As Butler so succinctly writes in “Bloodchild,” “[t]here is risk… in dealing with a partner” (26). However, there is also risk in not dealing with a partner. Here I define a partner as any person with whom one has a relationship with, not exclusively a sexual or romantic relationship. Isolation from other humans is considered torture, and pushes people to their psychological limits. In prison, which I’ve spoken about in previous blog posts, being put in segregation means staying in the same tiny cell for 23 hours a day with no chance at genuine, meaningful human contact. Isolation is extremely commonly used as a means for punishment for even the smallest infractions—and long-term isolation is used for those that have a reputation for physically violence towards others.
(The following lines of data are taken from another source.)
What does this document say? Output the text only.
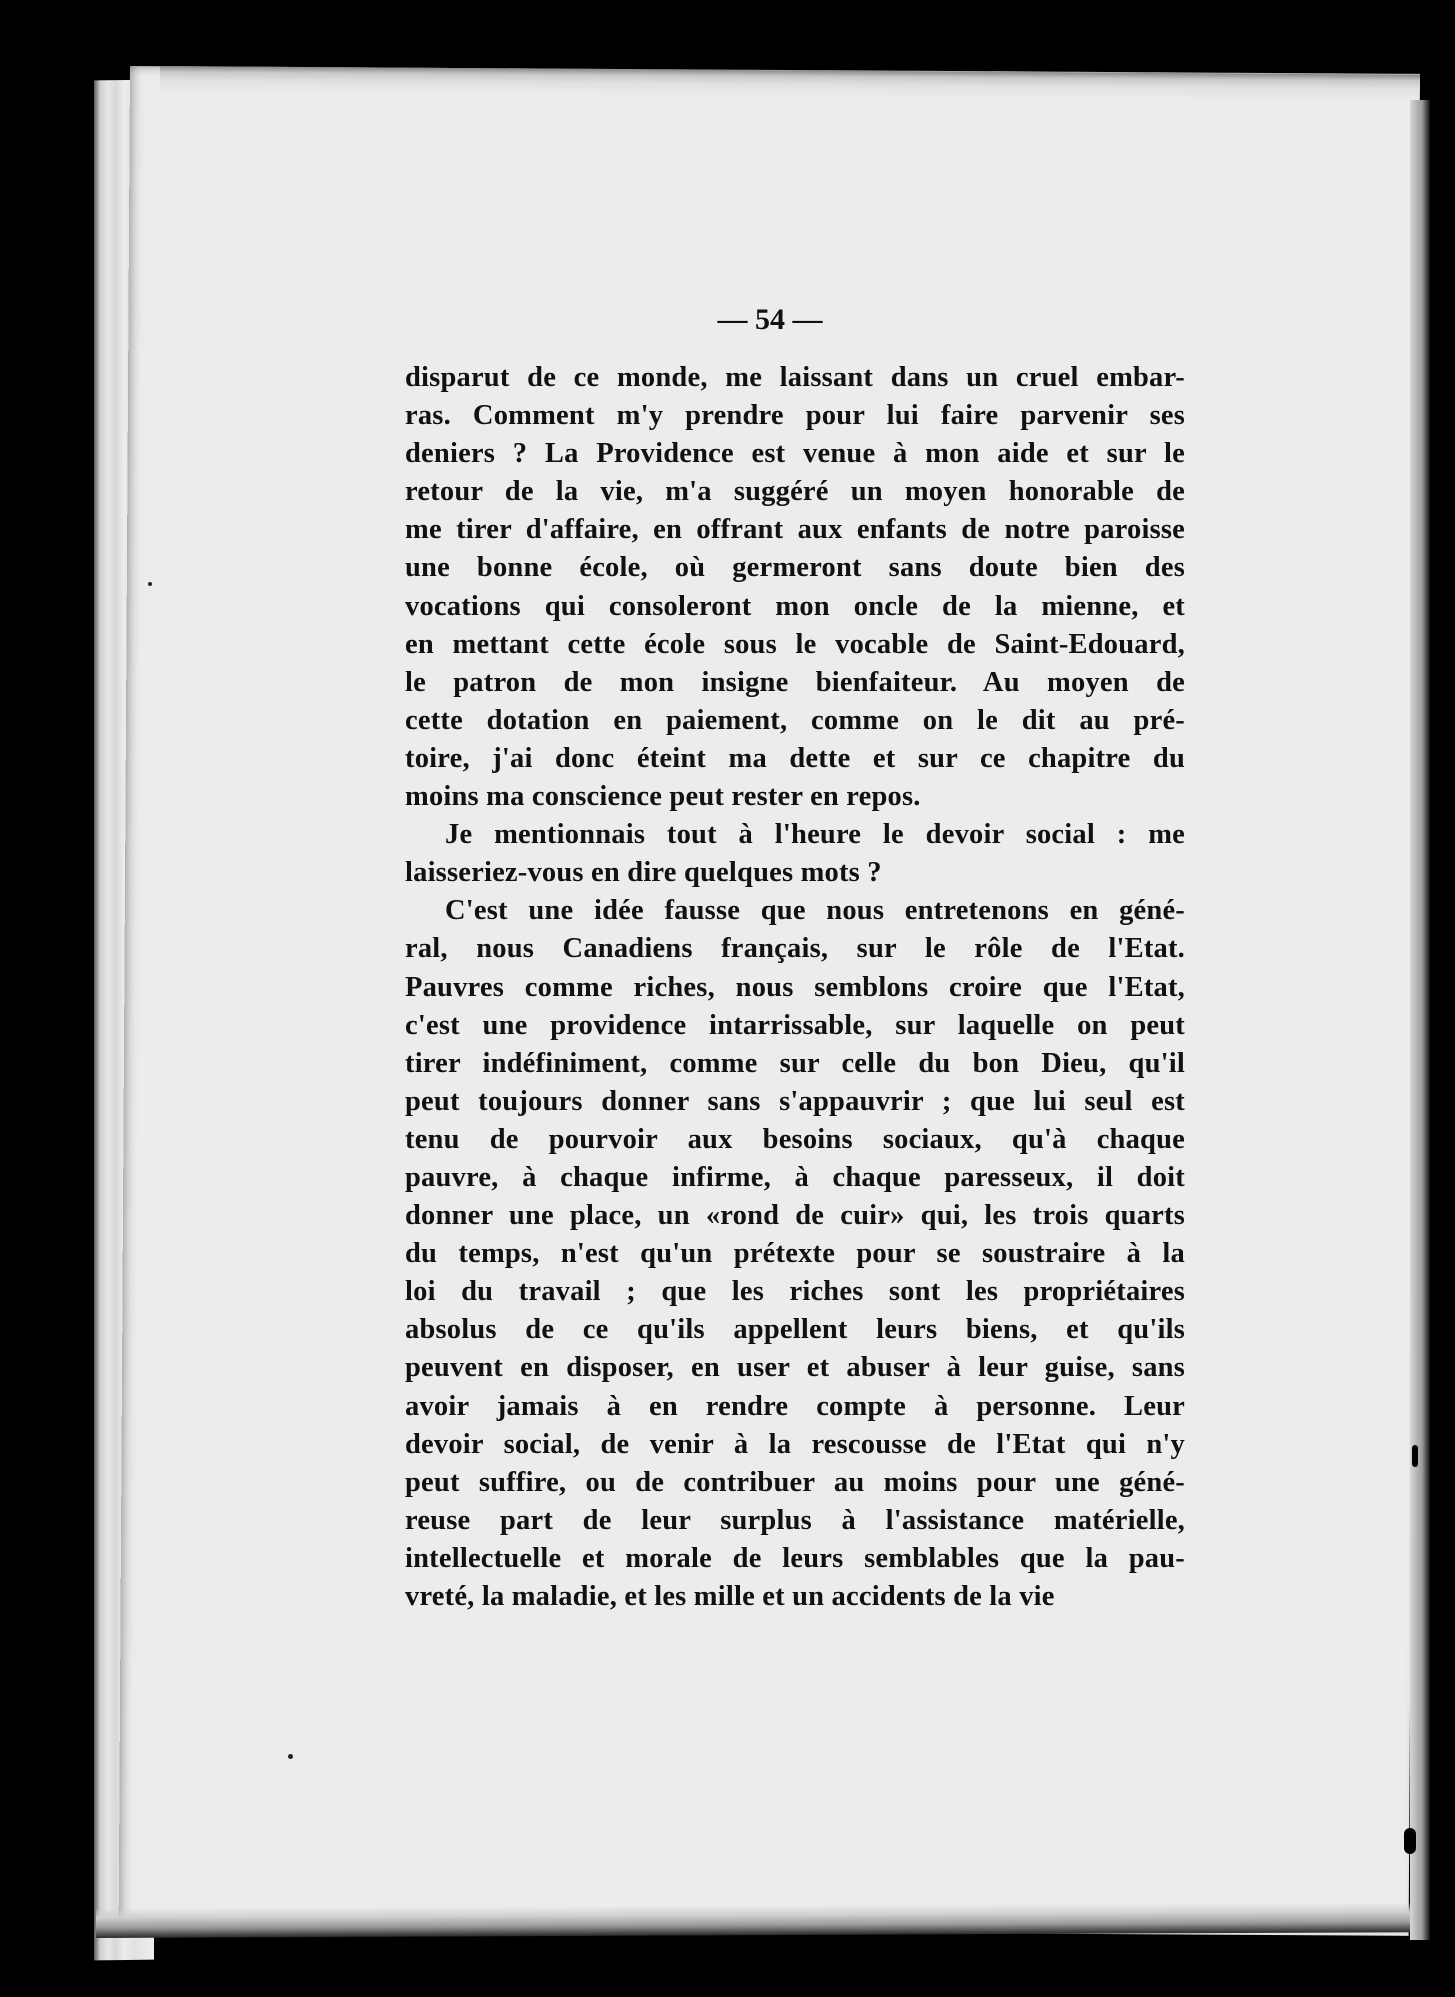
— 54 —
disparut de ce monde, me laissant dans un cruel embar-
ras. Comment m'y prendre pour lui faire parvenir ses
deniers ? La Providence est venue à mon aide et sur le
retour de la vie, m'a suggéré un moyen honorable de
me tirer d'affaire, en offrant aux enfants de notre paroisse
une bonne école, où germeront sans doute bien des
vocations qui consoleront mon oncle de la mienne, et
en mettant cette école sous le vocable de Saint-Edouard,
le patron de mon insigne bienfaiteur. Au moyen de
cette dotation en paiement, comme on le dit au pré-
toire, j'ai donc éteint ma dette et sur ce chapitre du
moins ma conscience peut rester en repos.
Je mentionnais tout à l'heure le devoir social : me
laisseriez-vous en dire quelques mots ?
C'est une idée fausse que nous entretenons en géné-
ral, nous Canadiens français, sur le rôle de l'Etat.
Pauvres comme riches, nous semblons croire que l'Etat,
c'est une providence intarrissable, sur laquelle on peut
tirer indéfiniment, comme sur celle du bon Dieu, qu'il
peut toujours donner sans s'appauvrir ; que lui seul est
tenu de pourvoir aux besoins sociaux, qu'à chaque
pauvre, à chaque infirme, à chaque paresseux, il doit
donner une place, un «rond de cuir» qui, les trois quarts
du temps, n'est qu'un prétexte pour se soustraire à la
loi du travail ; que les riches sont les propriétaires
absolus de ce qu'ils appellent leurs biens, et qu'ils
peuvent en disposer, en user et abuser à leur guise, sans
avoir jamais à en rendre compte à personne. Leur
devoir social, de venir à la rescousse de l'Etat qui n'y
peut suffire, ou de contribuer au moins pour une géné-
reuse part de leur surplus à l'assistance matérielle,
intellectuelle et morale de leurs semblables que la pau-
vreté, la maladie, et les mille et un accidents de la vie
Since isolation is not an option (or at least, a popular option) for those who are not forced into isolation, there is risk that must be handled accordingly. This compulsion humans have to connect with others means that there is risk in even the smallest minutia—and language itself is encoded in small acts of violence. This can be seen in politeness politics, such as intruding on someone’s positive or negative face in order to request something or make a claim. Humans have created features of language in order to offset hierarchies that we have created through this same language, such as using politeness particles or changing the grammar of the inquiry. In response to politeness tactics, the recipient will often change their position on this newly created hierarchy in order to level the playing field.
Since (most) humans live in contact with others, we establish, reproduce, and modify new and temporary hierarchies in everyday speech and actions. We do this so naturally and efficiently that it is encoded in culture and is an established norm that has consequences if not followed. Butler’s concept of the Human Contradiction that is seen in the Lilith’s Brood trilogy governs our every interaction.